Acids in your foods and beverages, and those made by the bacteria in your mouth, temporarily weaken your enamel after a meal.
This means that a metal flosser…
Even one that’s made out of a metal that’s softer than your enamel…
May damage your teeth during this sensitive time. 7-9,16
In the end:
The overarching issue here is that your enamel cannot regenerate itself once it has been damaged.
When something like a metal reusable floss pick scratches or chips your teeth, you may be in store for some painful consequences down the line. 17
The Element Won’t Be All-Metal
We freely admit the following:
A few, very diligent, users might not suffer any ill-consequences from a metal floss pick.
We’re also well-aware that even the most careful of us may scrape our teeth with a 100% metal flosser by accident.
We all get tired.
We all get distracted.
And we’re all prone to a slip of the hand.
So our position on this issue is: “Why take that chance, no matter how small, when there’s a better way?”
We think that the body and tail of the Element floss holder can be safely made out of metal.
These parts don’t enter your mouth and don’t pose a significant danger as a result.
We believe that the floss attachment head, which does enter your mouth, should be made out of a material that’s softer than steel.
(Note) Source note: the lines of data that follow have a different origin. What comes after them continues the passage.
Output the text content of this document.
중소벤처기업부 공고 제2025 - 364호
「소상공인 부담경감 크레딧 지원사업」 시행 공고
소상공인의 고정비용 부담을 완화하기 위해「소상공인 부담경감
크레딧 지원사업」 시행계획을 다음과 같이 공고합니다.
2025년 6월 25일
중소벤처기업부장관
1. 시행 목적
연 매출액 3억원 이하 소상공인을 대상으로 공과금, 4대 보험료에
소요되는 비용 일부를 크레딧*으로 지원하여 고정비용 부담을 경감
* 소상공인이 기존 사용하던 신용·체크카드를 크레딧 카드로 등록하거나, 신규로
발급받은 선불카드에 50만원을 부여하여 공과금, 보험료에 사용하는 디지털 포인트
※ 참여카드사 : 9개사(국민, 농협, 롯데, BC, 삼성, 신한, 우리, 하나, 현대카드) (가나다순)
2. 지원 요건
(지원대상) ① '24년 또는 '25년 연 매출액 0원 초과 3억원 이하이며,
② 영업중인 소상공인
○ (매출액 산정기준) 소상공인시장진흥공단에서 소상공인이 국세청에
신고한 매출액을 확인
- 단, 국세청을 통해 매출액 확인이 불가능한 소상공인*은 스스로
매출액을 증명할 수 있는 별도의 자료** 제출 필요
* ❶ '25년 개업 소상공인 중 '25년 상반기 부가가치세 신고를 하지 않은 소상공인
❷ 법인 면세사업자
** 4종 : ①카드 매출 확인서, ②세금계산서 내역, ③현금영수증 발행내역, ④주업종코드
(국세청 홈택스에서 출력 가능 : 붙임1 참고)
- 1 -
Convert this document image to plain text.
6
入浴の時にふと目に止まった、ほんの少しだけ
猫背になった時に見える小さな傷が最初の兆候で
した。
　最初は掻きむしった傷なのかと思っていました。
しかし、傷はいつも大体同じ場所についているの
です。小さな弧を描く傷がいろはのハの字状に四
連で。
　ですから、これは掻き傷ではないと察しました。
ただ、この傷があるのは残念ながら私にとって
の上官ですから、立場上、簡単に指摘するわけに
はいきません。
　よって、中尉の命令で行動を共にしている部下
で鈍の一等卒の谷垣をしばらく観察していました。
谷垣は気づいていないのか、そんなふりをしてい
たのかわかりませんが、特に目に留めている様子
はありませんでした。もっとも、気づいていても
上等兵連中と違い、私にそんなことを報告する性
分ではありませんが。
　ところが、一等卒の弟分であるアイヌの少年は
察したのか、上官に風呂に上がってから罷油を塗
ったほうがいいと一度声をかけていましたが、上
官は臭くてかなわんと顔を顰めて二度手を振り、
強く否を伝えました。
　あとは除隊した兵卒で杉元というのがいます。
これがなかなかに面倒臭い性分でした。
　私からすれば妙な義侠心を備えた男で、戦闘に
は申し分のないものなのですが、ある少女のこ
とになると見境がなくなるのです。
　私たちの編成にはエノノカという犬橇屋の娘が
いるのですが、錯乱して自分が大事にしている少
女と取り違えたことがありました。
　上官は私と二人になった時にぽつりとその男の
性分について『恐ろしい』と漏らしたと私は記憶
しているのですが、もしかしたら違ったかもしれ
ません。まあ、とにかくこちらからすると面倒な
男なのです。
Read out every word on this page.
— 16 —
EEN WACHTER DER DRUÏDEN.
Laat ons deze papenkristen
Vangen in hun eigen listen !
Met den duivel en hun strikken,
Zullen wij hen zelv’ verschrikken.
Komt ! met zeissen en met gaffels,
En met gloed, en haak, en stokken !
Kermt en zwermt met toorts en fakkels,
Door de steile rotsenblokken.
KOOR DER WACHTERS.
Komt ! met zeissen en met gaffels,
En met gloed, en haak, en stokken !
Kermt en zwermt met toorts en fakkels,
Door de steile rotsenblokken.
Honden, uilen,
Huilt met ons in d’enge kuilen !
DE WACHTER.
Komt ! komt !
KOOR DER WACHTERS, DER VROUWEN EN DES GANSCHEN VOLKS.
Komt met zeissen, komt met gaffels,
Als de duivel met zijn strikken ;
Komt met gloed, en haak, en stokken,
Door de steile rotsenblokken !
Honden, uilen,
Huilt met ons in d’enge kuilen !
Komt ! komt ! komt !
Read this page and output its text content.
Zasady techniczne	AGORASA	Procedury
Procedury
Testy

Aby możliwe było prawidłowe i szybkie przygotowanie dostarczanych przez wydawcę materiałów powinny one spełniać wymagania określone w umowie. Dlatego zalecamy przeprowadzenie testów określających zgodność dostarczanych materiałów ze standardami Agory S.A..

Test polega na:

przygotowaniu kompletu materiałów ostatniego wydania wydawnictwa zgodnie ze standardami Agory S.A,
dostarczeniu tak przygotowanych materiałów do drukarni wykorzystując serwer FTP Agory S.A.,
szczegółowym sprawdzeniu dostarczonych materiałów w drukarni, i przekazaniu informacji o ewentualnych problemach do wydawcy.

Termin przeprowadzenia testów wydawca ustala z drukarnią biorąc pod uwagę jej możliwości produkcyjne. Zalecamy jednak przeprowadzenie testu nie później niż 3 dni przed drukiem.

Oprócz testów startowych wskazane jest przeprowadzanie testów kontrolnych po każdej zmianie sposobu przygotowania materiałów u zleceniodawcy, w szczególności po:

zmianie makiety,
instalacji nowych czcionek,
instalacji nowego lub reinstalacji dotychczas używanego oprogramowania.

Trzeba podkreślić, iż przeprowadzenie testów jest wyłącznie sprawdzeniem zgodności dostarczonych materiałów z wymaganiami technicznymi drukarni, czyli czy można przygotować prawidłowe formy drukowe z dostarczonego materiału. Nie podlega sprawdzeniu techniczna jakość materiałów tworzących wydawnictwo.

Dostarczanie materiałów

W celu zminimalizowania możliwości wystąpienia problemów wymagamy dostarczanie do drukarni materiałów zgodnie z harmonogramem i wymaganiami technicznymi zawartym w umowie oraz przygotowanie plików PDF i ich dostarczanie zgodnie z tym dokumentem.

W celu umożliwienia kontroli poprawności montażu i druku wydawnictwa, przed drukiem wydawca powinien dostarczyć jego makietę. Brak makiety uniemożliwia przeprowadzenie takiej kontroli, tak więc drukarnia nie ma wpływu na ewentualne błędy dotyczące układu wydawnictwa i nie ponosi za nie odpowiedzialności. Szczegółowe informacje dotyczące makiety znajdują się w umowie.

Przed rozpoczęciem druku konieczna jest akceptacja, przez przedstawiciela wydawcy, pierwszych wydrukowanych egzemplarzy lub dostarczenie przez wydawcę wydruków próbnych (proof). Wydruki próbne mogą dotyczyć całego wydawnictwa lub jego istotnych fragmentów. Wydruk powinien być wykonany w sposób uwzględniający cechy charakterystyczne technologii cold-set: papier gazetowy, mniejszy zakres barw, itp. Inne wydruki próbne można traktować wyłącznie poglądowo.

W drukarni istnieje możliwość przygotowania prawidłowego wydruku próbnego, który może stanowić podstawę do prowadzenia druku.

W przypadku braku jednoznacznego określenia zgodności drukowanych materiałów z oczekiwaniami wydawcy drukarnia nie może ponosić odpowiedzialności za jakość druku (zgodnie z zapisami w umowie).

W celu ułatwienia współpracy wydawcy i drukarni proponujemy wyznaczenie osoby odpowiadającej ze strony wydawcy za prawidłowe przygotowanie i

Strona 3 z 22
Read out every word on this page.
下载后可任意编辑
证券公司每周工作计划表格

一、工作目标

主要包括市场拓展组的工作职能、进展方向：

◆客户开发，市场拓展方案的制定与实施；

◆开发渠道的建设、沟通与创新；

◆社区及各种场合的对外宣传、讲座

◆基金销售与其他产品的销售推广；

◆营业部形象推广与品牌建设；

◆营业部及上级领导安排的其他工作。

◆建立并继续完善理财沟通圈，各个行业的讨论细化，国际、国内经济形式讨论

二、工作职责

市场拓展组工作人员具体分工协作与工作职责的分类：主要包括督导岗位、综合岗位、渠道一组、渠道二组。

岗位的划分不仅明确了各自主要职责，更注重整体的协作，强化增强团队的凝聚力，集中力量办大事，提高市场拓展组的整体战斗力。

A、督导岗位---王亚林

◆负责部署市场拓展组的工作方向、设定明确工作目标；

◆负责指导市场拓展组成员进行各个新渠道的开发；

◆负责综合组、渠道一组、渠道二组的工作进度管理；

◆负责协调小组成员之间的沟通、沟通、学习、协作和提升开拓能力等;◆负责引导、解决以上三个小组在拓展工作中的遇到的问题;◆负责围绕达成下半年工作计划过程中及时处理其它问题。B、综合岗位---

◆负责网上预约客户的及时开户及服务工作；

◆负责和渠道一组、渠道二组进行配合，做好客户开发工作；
Even if the chances of damage to your enamel are low if you’re extremely careful, metal floss holders can pose other dangers.
During his medical and scientific review of this article, dentist and biomedical/biomaterial engineer Dr. Martin Pendola commented:
“Metal flossers (and metal instruments) are usually avoided to prevent damage in soft tissue (gums, cheeks, lips).”
3 Key Takeaways
- While your enamel is as hard as steel, it’s actually brittle like window glass.
- Metal flossers can chip your teeth and cause tiny, damaging, breaks that you can’t even see.
- Like electric flossers, metal floss picks can also hurt your gums.